Wage and hour litigation continues to be the most frequently filed type of employment litigation, and related retaliation claims are increasing.  Many employee handbooks do not address who employees should contact with any concerns regarding their hours and pay, leaving employers vulnerable to the argument that the employee did not have an avenue to resolve complaints.  In addition, handbooks should include a provision that states employees who come forward with complaints about their hours or pay will not be retaliated against.  While this provision can be found in almost every policy prohibiting discrimination and sexual harassment, it is often forgotten in the context of complaints regarding wages.

  1. Workplace Safety and Health Policies

The COVID-19 pandemic pushed the U.S. Occupational Safety and Health Administration (“OSHA”) into the spotlight, and workplace safety and health will be a continued priority of President Biden’s administration.  In fact, on January 13, 2022, U.S. Secretary of Labor Marty Walsh stated, “OSHA will do everything in its existing authority to hold businesses accountable for protecting workers, including under the COVID-19 National Emphasis Program and General Duty Clause.”  OSHA is also pursuing a permanent standard for the healthcare industry to protect workers from COVID-19 hazards and is considering broader infectious disease rulemaking.  The agency has launched a COVID-19 focused inspection initiative limited to certain healthcare facilities that will cover the three-month period from March 9, 2022 to June 9, 2022.  To date, OSHA has fined employers over $4,034,288 through COVID-related citations.  Therefore, all employers may want to appropriately address workplace safety and health in their handbooks and in more detailed procedures that may be best kept separately from the handbook. 

A handbook safety and health policy should not take the place of separate safety manuals or detailed procedures.  Instead, the handbook policy could include more general information regarding: the responsibility of every employee to work safely, follow all safety and health procedures applicable to their jobs (and how to access them), to report any potential safety and health hazards in the workplace, and to report any work-related accidents, injuries, and illnesses as soon as reasonably possible.  The handbook policy might also include a clear reporting procedure and a provision that states employees will not be retaliated against for making such reports.  Because of the rapidly evolving guidance and legislation regarding COVID, employers may want to keep COVID-related policies and procedures separate from the handbook.  This would eliminate the need to update the handbook each time COVID policies change, which may be an administrative burden for some employers.

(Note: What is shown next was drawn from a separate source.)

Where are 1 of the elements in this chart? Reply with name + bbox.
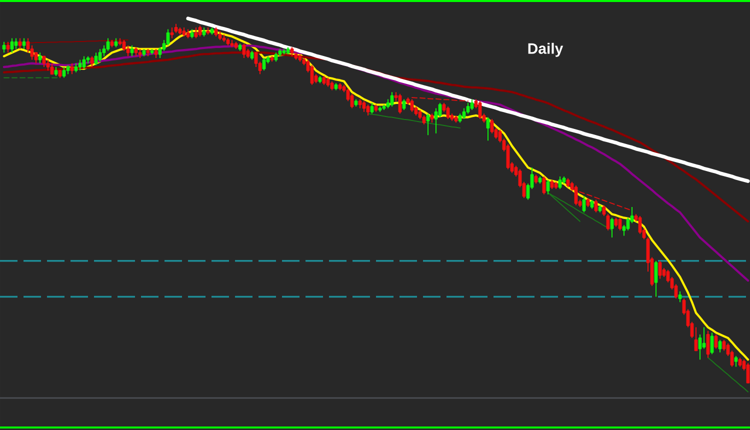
text: Daily — [528, 42, 564, 57]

  1. NLRB and Handbook Policies

Now that Democrats once again have a majority on the National Labor Relations Board (“NLRB”), it will come as no surprise that they may seek to roll back current Trump-era Board policies and return to policies that favor employees and labor unions.  We can reasonably expect the pendulum to swing back toward the Obama administration practice of issuing decisions scrutinizing handbook policies under the National Labor Relations Act (“NLRA”).  Thus, employers should watch out for any NLRB decisions on this issue and review handbook polices, including social media/IT, dress code, conflict of interest confidentiality, and related policies, to ensure compliance.

  1. Contractual Issues to Consider

Including a disclaimer at the beginning of the handbook expressly stating it does not constitute a contract and reiterating the at-will nature of the employment relationship can be an important tool in defending claims.  Similarly, contracts and other legally binding agreements should not be added to the handbook.  This includes non-compete, non-solicitation, and non-disclosure clauses as well as arbitration agreements and other releases of liability, which should be kept separate from the handbook to ensure enforceability and avoid the entire handbook being construed as a contract.